Limitations and Explanations
Dr. Solomon acknowledged several limitations of the study. Although the observed blood pressure and LV mass index were reduced in both groups, it was not possible to determine whether the improvement in diastolic function observed in VALIDD required changes in myocardial structure or were a direct result of reduced afterload and might have been observed in a shorter time period. It is possible that RAAS inhibition would have shown greater relative benefit in a population with more severe hypertension or greater prevalence of LVH population. The relationship between the degree of improvement in diastolic function, a surrogate measure, and clinical outcomes or measures of clinical benefit remains to be determined by ongoing and future studies.

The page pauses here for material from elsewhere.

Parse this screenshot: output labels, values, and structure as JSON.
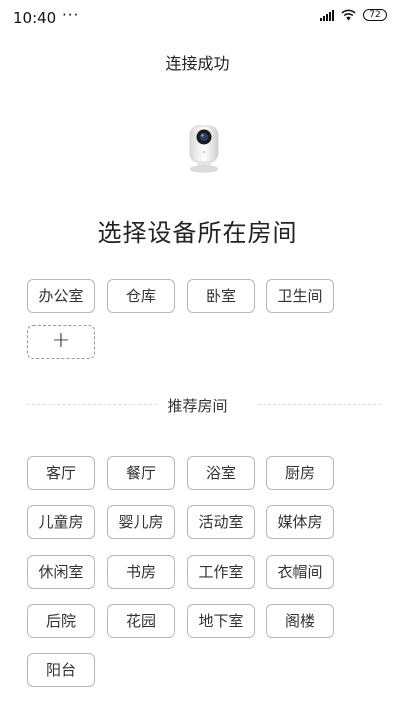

Dr. Solomon suggested that if he and his coinvestigators had selected a patient population with more LVH and fibrosis, they might have seen different results, based on evidence that inhibiting RAAS can be of greater benefit in patients with more hypertrophy and more fibrosis. "Clearly this was a very early-stage population, so we were seeing a hemodynamic benefit, but not the full potential benefit of blood pressure lowering with this approach because this patient population turned out to be so benign," Dr. Solomon theorized. "If we had managed to find more hypertrophy, it is very possible that we would have seen greater benefit."
All the trends were in favor of the ARB even though there was a small blood pressure difference between the 2 arms. He noted that with longer term therapy, many outcome studies have demonstrated benefits of RAAS inhibition in more advanced disease populations. He and the VALIDD team believe that their findings suggest that one of the benefits of treating hypertension may be to improve diastolic function, even in patients with mild hypertension, and that they offer a potential mechanism by which lowering of blood pressure may reduce the risk of manifesting heart failure. When diastolic dysfunction is present in patients with mild-to-moderate hypertension, it may represent an early measure of end-organ damage that can precede LVH in patients with hypertension. However, the relationship between the degree of improvement in diastolic function, a surrogate measure, and clinical outcomes or measures of clinical benefit remains to be determined by ongoing and future studies.
Additional Studies
Dr. Solomon noted that the VALIDD results add mechanistic support to studies, such as the Candesartan in Heart Failure -- Assessment of Mortality and morbidity (CHARM)-Preserved study. However, whether there is incremental benefit to blood pressure lowering by blocking the RAAS will not be known until data become available from additional trials in more diseased populations. Larger outcome studies, eg, the Irbesartan in Heart Failure with Preserved Systolic Function (I-PRESERVE) and Treatment Of Preserved Cardiac function heart failure with an Aldosterone anTagonist (TOPCAT) trials, are investigating RAAS inhibition in heart failure patients with preserved ejection fraction.
Dr. Solomon and his colleagues are performing a follow-up trial to VALIDD. The EXforge aggressive Control of hypertension to Evaluate Efficacy in Diastolic dysfunction (EXCEED) trial, also sponsored by Novartis, is enrolling patients with more severe hypertension who are given a very aggressive blood pressure-lowering strategy to reduce blood pressure to well below the current guideline targets. This open-label trial is testing a blood pressure-lowering strategy rather than a particular type of medication, Dr. Solomon explained. Patients will receive a valsartan plus amlodipine combination (Exforge, Novartis) in 2 different doses to get very aggressive or less aggressive blood pressure lowering over 6 months. The trial is currently enrolling patients, and the investigators expect to have the results in late 2008.